Additionally, the movement’s rhetoric, particularly in more recent weeks, has been unabashedly hostile toward the military. At one rally, the PTM’s top leader, Manzoor Pashteen, identified “GHQ”—a reference to the military’s general headquarters—as “the place that destroyed us.” Protesters also chant about the “uniform” backing terrorism. At the April 22 protest, Pashteen referred to military generals as “traitors.” And according to one of the few Pakistani media accounts of the April 22 protest, at least one speaker alleged that the military was complicit in a horrific terrorist attack, claimed by the Pakistani Taliban, on an Army-run school, which was populated with the children of soldiers, in Peshawar back in December 2014. Such witheringly anti-military rhetoric, according to the PTM’s harshest critics, exemplifies how the movement has lost its appeal and descended into ethnic-power politics while becoming “a political party in all but name.” More broadly, it angers many others in Pakistan who venerate the military and regard such vociferous criticism as wholly unjustifiable.
The PTM does not espouse or engage in violence; Pashteen has specifically advised protesters to clasp their hands behind their backs if subjected to violent reprisals. Still, its heated rhetoric against the military, rooted in deep-seated, long-standing grievances, enables critics to brand it with the anti-state label, which decreases the likelihood that the security establishment will be receptive to its demands.
In a country where street protests are often led by religious hardliners and internationally designated terrorists, the emergence of a peaceful rights movement calling for more dignity and justice is a heartening development. However, its confrontational rhetoric has rubbed many Pakistanis the wrong way.
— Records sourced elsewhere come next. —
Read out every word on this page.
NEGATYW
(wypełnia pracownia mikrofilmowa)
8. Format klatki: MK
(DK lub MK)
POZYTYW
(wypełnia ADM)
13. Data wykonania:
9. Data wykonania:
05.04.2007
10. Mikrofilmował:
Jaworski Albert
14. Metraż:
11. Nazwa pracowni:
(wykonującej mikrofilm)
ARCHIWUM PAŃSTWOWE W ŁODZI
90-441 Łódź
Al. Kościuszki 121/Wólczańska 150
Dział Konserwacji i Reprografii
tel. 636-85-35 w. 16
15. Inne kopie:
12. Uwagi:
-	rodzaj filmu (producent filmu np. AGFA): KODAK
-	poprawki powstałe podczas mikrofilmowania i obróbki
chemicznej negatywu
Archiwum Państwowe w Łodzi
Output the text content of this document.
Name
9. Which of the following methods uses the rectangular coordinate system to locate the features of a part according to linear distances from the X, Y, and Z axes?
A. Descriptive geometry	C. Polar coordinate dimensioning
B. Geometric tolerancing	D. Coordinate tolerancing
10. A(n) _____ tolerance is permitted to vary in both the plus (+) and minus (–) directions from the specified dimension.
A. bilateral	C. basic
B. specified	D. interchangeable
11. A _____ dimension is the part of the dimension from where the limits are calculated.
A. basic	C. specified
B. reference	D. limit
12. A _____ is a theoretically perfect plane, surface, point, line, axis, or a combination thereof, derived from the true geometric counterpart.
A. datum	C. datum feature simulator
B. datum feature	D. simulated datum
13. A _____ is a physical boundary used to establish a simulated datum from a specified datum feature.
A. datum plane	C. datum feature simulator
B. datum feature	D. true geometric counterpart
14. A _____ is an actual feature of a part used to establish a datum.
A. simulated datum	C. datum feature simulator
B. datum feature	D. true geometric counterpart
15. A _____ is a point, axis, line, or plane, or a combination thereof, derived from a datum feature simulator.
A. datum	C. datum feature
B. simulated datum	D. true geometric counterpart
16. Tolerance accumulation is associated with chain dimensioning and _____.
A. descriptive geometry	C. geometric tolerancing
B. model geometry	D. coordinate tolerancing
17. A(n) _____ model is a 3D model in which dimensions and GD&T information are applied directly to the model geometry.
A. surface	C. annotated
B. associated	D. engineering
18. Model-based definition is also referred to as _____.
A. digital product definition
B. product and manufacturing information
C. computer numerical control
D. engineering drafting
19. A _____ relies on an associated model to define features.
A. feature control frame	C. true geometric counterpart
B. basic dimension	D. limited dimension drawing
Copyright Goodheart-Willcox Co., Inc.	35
Ultimately, the strong resistance PTM has encountered could limit its prospects for success. And a lack of success could have a significant cost.
If the PTM and the powers that be aren’t able to reach some sort of understanding, longstanding Pashtun grievances could harden and tensions between Pashtuns and the state could intensify—thereby heightening stability risks in an already volatile country.
In this regard, the announcement on April 24 by a top Pakistani Army official in Peshawar—that a high-powered jirga, or tribal council, comprised of politicians and elders will be formed to hold talks with the PTM—is encouraging.
Still, at this early point, it remains to be seen how far this dialogue can and will go.
Michael Kugelman is the Asia program deputy director and senior associate for South Asia at the Woodrow Wilson Center.